In Mercury lobbying documents filed with the Justice Department, Vitter and Mercury warned that failure to lift Rusal sanctions would “open the Trump administration up to criticism for harming U.S. manufacturers and consumers” and “cause significant disruptions to global aluminum and metals markets.”
In a May 1 email to State Department officials, Vitter thanked them for a “productive meeting” and attached media reports about the London Stock Exchange’s plans to halt trading of En+ shares unless the company won a sanctions reprieve. The reports underscored a “deadline upon us,” Vitter wrote, according to a copy of the email filed with the Justice Department.
Asked about the email, a State Department spokesperson said: “We regularly meet with business and other representatives as part of our outreach efforts.” Vitter and Mercury declined to comment.
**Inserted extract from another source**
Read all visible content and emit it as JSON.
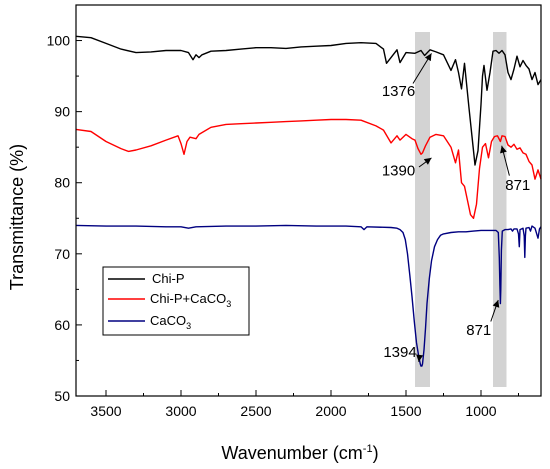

Barker didn’t respond to a request for comment.
Deripaska started amassing his fortune in the 1990s, when Boris Yeltsin was Russia’s president and rival groups vied for control of previously state-owned industries. In lawsuits, former allies and rivals accused Deripaska and his associates of using fraud and violence to take over aluminum assets, allegations Deripaska denied. Between 1998 and 2000, the United States denied Deripaska visas under a statute deeming foreigners ineligible “based on security, unlawful activity and related reasons,” Rusal has disclosed in securities filings. Deripaska called those concerns “unwarranted” in the filings.
By the early 2000s, his company’s output of aluminum was second only to that of U.S. giant Alcoa Corp. After the 2008 financial crash, Rusal was forced to take a $4.5 billion bailout loan from a Russian state-owned bank, which political analysts say made Deripaska more reliant on Putin.
The oligarch’s business came crashing to a halt when Treasury issued its April 6 sanctions, barring global banks and companies from dealing with him personally or with the companies he controls.
The London Metal Exchange, a global clearinghouse for aluminum, announced it would no longer allow Rusal ingots in its warehouses. Share prices for Rusal and En+ collapsed on the Hong Kong and London stock exchanges, and many of their Western board members resigned.
Rusal is a major supplier of alumina, a raw material used to produce aluminum, so global prices for alumina also shot up. Roy Harvey, chief executive of Pittsburgh-based Alcoa, said that the price spikes were “throwing a lot of the market into an uproar.”
U.S. allies, including Germany, Ireland, France and Britain, warned the State Department that the move was disrupting global markets and hurting European factories that relied on Rusal, diplomats said, speaking on the condition of anonymity to discuss sensitive conversations. Ireland expressed concerns about a Rusal-owned alumina plant in rural Ireland that employs 470 people in a region “where there isn’t alternative sources of employment,” Daniel Mulhall, the Irish ambassador to the United States, said in an interview.
In an apparent nod to those concerns, Treasury softened its stance 17 days later, giving banks and companies more time to wind down dealings with Rusal and saying it might consider lifting the Rusal sanctions under certain conditions.
“The company has petitioned us for delisting. And I’m not going to comment on the specifics of what that would entail, but one of the issues will be selling down the majority interest,” Treasury Secretary Steven Mnuchin said in an April 30 interview with Bloomberg TV. “We’re having conversations with the company.”
Treasury’s Office of Foreign Assets Control, or OFAC, has extended the grace period for companies to wind down dealings with Rusal until Oct. 23, giving both sides until then to reach a deal. “The company has been in continuous communication with OFAC trying to find a solution aimed at its delisting,” Rusal said on Aug. 6.